The radical reduction in the caries rate and the concomitant improvement in oral health in the UK in the last forty or so years has had, and will continue to have, equally radical effects on the way in which dental care is delivered, and received.

A recent seminar conducted as a round table panel discussion in front of an invited audience of dental professionals and members of the media served to underline this. Various subject areas were considered in turn such as consumers' expectations of what NHS dental services should deliver, market studies such as the recent Office of Fair Trading report and the cost of a non-preventive approach. Much turned, inevitably, around the matter of finance and methods of payment. As is now regarded as a matter of historical fact, the fee-for-item of service contracts on which the NHS dental services were based for many years in the last century were described as having achieved their goal of improving oral health by dealing so efficiently with the enormous backlog of untreated disease present from the time of the formation of the NHS. But is that really true? Surely the main factor that has delivered us to our current situation has less to do with the system of remuneration and very much more to do with the commercial introduction of fluoride toothpaste? Deliberations about the current NHS dental contract with units of dental activity (UDAs) and the potential for future change with pilot schemes testing capitation and payment for prevention would not even be possible if it were not for the decline in caries.

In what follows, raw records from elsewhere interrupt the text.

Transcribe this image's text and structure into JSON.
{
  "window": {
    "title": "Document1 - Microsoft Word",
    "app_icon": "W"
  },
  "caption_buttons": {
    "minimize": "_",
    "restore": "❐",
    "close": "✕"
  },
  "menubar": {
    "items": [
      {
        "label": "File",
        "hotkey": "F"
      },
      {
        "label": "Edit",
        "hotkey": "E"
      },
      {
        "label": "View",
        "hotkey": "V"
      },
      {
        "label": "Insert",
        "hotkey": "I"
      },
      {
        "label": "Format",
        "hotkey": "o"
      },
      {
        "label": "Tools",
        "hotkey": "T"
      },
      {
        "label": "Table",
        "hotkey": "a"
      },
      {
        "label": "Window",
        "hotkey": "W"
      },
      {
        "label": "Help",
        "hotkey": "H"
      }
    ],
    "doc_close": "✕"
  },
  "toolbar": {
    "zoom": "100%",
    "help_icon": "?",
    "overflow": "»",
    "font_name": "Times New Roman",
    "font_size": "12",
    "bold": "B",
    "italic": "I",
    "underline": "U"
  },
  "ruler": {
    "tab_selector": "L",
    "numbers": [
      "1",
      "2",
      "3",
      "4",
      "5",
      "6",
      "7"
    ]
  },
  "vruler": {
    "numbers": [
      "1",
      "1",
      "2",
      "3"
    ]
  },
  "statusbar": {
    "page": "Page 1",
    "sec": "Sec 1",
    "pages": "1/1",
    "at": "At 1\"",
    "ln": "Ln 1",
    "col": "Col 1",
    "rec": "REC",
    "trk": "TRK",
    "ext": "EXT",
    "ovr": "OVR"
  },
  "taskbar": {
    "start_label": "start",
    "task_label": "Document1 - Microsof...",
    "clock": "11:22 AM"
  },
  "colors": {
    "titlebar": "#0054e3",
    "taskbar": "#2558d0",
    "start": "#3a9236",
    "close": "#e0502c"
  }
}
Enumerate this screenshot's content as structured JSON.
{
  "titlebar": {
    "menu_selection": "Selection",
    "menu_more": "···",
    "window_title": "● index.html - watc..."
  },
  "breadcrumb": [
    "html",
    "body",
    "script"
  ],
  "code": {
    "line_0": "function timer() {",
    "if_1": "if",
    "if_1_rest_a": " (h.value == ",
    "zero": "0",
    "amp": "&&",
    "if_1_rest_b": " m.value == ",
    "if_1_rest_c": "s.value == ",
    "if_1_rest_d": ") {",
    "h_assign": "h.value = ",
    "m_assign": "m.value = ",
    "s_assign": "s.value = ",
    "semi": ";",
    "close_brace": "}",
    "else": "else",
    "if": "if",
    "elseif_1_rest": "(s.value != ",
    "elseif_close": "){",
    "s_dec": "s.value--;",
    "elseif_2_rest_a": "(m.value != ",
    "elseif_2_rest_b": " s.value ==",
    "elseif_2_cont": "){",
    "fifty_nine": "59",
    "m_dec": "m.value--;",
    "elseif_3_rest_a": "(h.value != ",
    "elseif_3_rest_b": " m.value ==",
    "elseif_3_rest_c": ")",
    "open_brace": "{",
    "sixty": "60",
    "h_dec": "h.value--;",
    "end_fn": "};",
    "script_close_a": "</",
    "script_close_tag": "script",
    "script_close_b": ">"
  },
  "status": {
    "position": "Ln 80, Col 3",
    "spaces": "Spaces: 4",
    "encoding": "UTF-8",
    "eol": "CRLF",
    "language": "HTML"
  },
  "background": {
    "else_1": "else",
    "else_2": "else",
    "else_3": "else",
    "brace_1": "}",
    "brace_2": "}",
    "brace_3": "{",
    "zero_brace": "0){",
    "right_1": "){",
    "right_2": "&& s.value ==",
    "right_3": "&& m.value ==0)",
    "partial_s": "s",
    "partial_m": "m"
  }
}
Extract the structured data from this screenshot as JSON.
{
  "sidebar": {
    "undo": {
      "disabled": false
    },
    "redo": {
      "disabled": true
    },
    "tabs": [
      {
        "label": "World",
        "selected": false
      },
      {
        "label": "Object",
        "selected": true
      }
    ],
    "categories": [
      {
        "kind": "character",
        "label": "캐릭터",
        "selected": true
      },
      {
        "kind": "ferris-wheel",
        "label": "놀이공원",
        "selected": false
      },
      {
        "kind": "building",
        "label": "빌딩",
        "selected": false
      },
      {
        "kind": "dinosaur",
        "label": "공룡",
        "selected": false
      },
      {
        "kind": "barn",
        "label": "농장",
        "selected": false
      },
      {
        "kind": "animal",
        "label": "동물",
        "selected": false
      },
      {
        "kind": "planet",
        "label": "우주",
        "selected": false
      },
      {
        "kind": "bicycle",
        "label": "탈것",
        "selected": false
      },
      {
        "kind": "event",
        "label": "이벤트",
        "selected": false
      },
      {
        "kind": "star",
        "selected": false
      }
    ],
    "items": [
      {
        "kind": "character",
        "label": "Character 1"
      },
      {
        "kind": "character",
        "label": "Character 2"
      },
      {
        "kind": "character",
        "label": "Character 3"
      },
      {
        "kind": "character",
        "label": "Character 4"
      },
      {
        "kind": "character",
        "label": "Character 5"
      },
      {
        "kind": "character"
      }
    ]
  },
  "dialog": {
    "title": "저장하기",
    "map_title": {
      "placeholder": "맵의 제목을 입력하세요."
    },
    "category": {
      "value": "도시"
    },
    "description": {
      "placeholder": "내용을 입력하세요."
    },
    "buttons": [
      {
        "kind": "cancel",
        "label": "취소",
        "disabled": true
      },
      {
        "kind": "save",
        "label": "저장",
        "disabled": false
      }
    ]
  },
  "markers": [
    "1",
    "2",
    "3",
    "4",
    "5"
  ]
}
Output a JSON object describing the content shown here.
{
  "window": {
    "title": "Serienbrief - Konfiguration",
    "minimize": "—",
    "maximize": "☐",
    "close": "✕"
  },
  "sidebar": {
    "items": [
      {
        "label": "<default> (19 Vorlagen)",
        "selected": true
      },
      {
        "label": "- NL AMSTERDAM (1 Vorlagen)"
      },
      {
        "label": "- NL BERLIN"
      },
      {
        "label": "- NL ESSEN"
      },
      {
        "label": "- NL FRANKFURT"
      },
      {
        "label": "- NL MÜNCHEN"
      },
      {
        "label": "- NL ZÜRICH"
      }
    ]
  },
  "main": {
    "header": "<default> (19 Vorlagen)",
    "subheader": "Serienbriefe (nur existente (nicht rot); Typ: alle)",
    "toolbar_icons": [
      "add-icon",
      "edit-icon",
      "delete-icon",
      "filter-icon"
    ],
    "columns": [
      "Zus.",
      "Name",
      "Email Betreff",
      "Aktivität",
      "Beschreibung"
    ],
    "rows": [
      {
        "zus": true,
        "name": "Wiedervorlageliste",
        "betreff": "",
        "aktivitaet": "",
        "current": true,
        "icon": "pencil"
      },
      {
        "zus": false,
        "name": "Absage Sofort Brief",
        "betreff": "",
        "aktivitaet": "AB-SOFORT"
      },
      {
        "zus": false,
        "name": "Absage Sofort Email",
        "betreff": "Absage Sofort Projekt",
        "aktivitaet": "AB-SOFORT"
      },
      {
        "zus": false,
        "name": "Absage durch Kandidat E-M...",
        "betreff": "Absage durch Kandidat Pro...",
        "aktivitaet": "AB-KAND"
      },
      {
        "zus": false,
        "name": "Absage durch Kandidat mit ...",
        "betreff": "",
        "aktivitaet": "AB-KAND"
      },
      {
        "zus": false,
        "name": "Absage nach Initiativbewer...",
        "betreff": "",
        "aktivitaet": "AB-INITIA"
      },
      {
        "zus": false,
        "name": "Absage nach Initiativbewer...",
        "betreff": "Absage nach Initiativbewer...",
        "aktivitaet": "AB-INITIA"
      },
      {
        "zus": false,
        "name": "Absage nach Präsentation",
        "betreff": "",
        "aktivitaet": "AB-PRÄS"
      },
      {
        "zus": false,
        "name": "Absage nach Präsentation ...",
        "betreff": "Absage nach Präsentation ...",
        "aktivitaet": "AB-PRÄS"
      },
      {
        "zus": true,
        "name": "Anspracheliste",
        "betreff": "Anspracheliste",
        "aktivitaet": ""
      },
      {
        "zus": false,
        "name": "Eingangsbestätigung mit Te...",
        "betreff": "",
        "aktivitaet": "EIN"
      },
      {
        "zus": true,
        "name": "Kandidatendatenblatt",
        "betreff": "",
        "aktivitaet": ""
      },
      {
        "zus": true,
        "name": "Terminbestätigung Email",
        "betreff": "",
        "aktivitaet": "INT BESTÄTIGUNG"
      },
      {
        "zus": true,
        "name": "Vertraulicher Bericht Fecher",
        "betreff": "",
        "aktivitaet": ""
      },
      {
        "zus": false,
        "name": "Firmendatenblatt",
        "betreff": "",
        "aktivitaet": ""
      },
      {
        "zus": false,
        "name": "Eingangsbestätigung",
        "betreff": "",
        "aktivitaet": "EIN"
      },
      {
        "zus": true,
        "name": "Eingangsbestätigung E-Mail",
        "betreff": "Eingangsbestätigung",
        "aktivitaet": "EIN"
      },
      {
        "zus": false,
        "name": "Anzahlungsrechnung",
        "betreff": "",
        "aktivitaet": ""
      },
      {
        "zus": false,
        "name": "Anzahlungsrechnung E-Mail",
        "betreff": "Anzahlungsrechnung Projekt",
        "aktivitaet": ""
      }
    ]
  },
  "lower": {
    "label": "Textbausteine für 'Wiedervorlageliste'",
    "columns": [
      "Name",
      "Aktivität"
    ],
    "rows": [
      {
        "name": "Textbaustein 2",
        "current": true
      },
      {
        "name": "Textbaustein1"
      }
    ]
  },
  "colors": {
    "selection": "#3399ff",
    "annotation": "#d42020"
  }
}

If we were experiencing similar caries levels now to those in the 1950s and 1960s there would be no debate; there would still be a fee-for-item of service arrangement to continue fighting the fire of unending decay and its consequences. But there isn't.

Quite a different game

Instead, our increasing understanding of the caries process, ways in which to most effectively prevent it and minimise its impact on oral tissues is more obviously dictating our response to managing the care of our patients. Here we come upon another very interesting shift in culture. No longer are we as professionals the sole gatekeepers of our patients' health, or at least what used to be regarded as health but was really disease management through surgical treatment. We are now partners in the genuine activity of advising patients on their responsibility for their own oral health when we are not physically there to guide them; which is the overwhelming majority of their lives.

This co-existence of response and responsibility requires the playing out of quite a different game. To begin with, it calls for a much improved level of communication. Simple oral health mantras such as 'not to eat sweets' and 'to brush your teeth after meals' are now almost laughably discredited as being ineffectual. Yet these were the apparent truisms on which the professional-patient relationship was hung and maintained for many years. Perversely, there was a reassuring solidity to it, a familiarity that kept the public expectation of regular six-monthly fillings as an inevitability of life and the cyclical provision of restorations as the inexorable foundation on which the income of the practice was based.

Looking ahead, and not so very far ahead, all this must change. There will always be an element of an expert-lay relationship because we are by our training equipped to offer advice and diagnosis to help (and treat) our patients. But the days of the response to offering a choice of treatments as 'whatever you say doctor, you know best' are dwindling as fast as new connections to the internet are growing. We might not all be authorities in all fields but we are of increasing proficiency at knowing our rights and applying what information we are able to gather to given situations.

Which is again where our future role in managing patients' expectations and fostering the philosophy that they are as much in charge of their own oral health destiny as we are, in fact more so, will come to play an increasingly important part of our work. Several elements of this transition need careful consideration. It requires more time and greater communication skills, both of which cost money. It also bumps up against that timeless problem of how does one prove that prevention is working, other than saying 'look it hasn't happened because of what I told you'?

We also need to consider what happens when the crutch of the professional blame culture is taken away; when the excuse of regular attendance providing a convenient cover for a lack of regular effective self-care no longer cuts any ice. There needs to be serious assessment of the extent to which a contract derived from the current NHS pilots addresses these issues but we will also need to look to the private arena too. To what extent will patients empowered with the knowledge that their oral health is almost all now in their own jurisdiction decide they still require our services? How will we respond to that challenge and what responsibilities will it entail?